Equities spiked higher in early trading before falling almost 500 points on the Dow. The market recovered the early losses and the Dow finished 108 points higher than the close of the previous day.
In the market today, the Dow ended a four-day losing string by climbing to 33,153.91points to gain .33% (adding 108.82 points on the day). The Nasdaq notched higher to 11,590.40 points for a .72% boost while the S&P 500 managed a .53% increase to 4,012.32 points.
This chaotic trading environment can be taxing on traders.
“These big wild swings make it tough to trade this thing,” said Bruce Marshall, Senior Director of Options and Income at Simpler Trading. “It’s definitely not boring.”
Most traders would like a little more “boring” in how the stock market is moving.
“It’s really hard to pick direction if you’re trying to do so for more than a few hours,” said Bruce, who has been working the market in zones.
Intraday setups help traders work zones
Recent market action has shown equities moving within zones that Bruce refers to in his online trading sessions.
These zones occur as the market shifts between the highs and lows of the day.
For months Bruce has shifted to shorter term trade setups – hours or daily versus days or weeks – and trades intraday within these market zones.
Bruce turns to trade setups such as iron condors, diagonals or calendars that stay within intraday time frames. These setups fit within the volatile zones the market is moving in daily.
‘Sticky inflation,’ recession talk continue
Bruce sees the market price range chaos as fueled by central bank actions on benchmark interest rates.
As the FOMC continues on a path of raising interest rates to fight inflation, traders can expect more sharp peaks and valleys in stock prices.
“Sticky inflation” – where consumer prices don’t fall back to levels before high inflation set in – is likely to be around for a while. Prices are just moderating off the highs, Bruce noted, but still cost more than before inflation shot to 40-year highs.
Central bank officials have pledged to continue the inflation fight as needed, including higher interest rates possibly into the end of the year. This has led people to predict a recession for months, but nothing has been formally declared.
“Does it get worse?” Bruce asked. “I don’t know. In my opinion we’ve been in a recession for months but nobody seems to want to admit it.”
Bruce doesn’t see the central bank backing off its hawkish interest rate stance until at least mid-year, and only if inflation shows a considerable decrease.
In the meantime, he plans to continue trading in the market zones. Bruce sees the larger zone within the stock market as the range in the E-Mini S&P 500 (ES) index futures from a “lid” of 4,200 down to a low of 3,500 (last hit in October).
A difficulty for traders is the continued threat of a negative catalyst – inflation numbers spiking again, a strong job market, higher retail interest rates, housing market losses, or the bond market remaining inverted.

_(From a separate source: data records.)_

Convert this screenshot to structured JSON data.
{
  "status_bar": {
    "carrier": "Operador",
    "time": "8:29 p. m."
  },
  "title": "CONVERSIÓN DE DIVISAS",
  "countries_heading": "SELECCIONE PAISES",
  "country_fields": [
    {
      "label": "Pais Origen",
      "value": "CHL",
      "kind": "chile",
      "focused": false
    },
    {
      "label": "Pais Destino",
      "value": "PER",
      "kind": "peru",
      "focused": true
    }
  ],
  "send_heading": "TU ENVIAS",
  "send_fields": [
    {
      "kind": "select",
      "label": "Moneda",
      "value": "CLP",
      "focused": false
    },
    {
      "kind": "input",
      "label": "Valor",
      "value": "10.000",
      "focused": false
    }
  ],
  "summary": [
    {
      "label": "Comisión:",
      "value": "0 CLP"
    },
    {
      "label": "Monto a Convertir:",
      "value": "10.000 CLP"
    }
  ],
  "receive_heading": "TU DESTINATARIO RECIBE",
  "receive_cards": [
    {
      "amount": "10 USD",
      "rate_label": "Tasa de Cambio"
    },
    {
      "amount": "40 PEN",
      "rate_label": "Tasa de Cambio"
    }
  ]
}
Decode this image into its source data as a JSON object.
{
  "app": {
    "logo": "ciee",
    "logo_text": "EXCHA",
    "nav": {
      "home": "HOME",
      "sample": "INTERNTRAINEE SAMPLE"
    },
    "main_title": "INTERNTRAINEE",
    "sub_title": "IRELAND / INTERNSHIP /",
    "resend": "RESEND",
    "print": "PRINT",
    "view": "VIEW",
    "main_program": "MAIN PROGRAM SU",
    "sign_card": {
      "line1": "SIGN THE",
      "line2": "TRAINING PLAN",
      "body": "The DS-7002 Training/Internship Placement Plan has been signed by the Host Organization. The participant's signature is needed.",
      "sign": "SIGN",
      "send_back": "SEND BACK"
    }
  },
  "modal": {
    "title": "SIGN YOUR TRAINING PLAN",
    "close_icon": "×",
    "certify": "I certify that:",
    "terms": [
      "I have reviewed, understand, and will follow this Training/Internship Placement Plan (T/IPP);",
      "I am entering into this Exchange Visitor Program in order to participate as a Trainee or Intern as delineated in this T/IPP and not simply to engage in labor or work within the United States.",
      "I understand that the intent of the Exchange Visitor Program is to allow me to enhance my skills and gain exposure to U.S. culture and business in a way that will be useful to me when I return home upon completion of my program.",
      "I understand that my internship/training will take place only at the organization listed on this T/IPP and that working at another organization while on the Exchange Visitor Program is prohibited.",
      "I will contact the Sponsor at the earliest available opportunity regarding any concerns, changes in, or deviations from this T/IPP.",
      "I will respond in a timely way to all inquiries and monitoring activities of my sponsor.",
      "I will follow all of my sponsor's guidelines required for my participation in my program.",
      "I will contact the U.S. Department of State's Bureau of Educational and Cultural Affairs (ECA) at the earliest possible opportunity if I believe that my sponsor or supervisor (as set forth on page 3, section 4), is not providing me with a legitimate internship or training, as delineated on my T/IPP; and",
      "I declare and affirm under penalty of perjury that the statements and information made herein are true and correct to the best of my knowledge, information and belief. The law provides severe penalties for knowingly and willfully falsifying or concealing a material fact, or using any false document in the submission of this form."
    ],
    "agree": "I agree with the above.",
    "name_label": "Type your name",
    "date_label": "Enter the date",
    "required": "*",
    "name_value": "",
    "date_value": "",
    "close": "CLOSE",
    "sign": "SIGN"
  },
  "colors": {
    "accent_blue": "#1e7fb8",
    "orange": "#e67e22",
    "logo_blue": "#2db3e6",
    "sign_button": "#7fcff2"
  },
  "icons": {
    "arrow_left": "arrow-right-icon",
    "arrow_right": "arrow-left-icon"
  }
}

“There are a lot of variables out there,” Bruce said. “It is really hard to see a way the market goes substantially higher from here. We’re not out of the woods yet.”
Long-term predictions sketchy in this market
Much of what traders must do in this trading environment is wait on what might happen.
Bruce expects a choppy stock market until late March after more inflation data is released and the next Federal Reserve meeting is held. This time frame might bring more clarity in equities price movement.
“It’s virtually impossible to make any long-term predictions because we don’t know what’s going on with inflation,” Bruce said. “If you’re looking at trading something and the only chart pattern is straight up or straight down, that’s hard to trade.”
Until there is a stronger level of clarity Bruce continues on a trading plan that carried him through the chaos of last year.
Trade setups such as iron condors, calendars, diagonals – all range bound setups – have been working for him. All are designed with shorter time frames that limit risk. If Bruce can “hit singles and doubles” – take smaller wins when he can get them – this provides profit potential within the market chaos.
The goal is to continue with a profit focus while avoiding risk.
“Management is the key to all types of trading,” Bruce said. “Manage your trades and your risk.”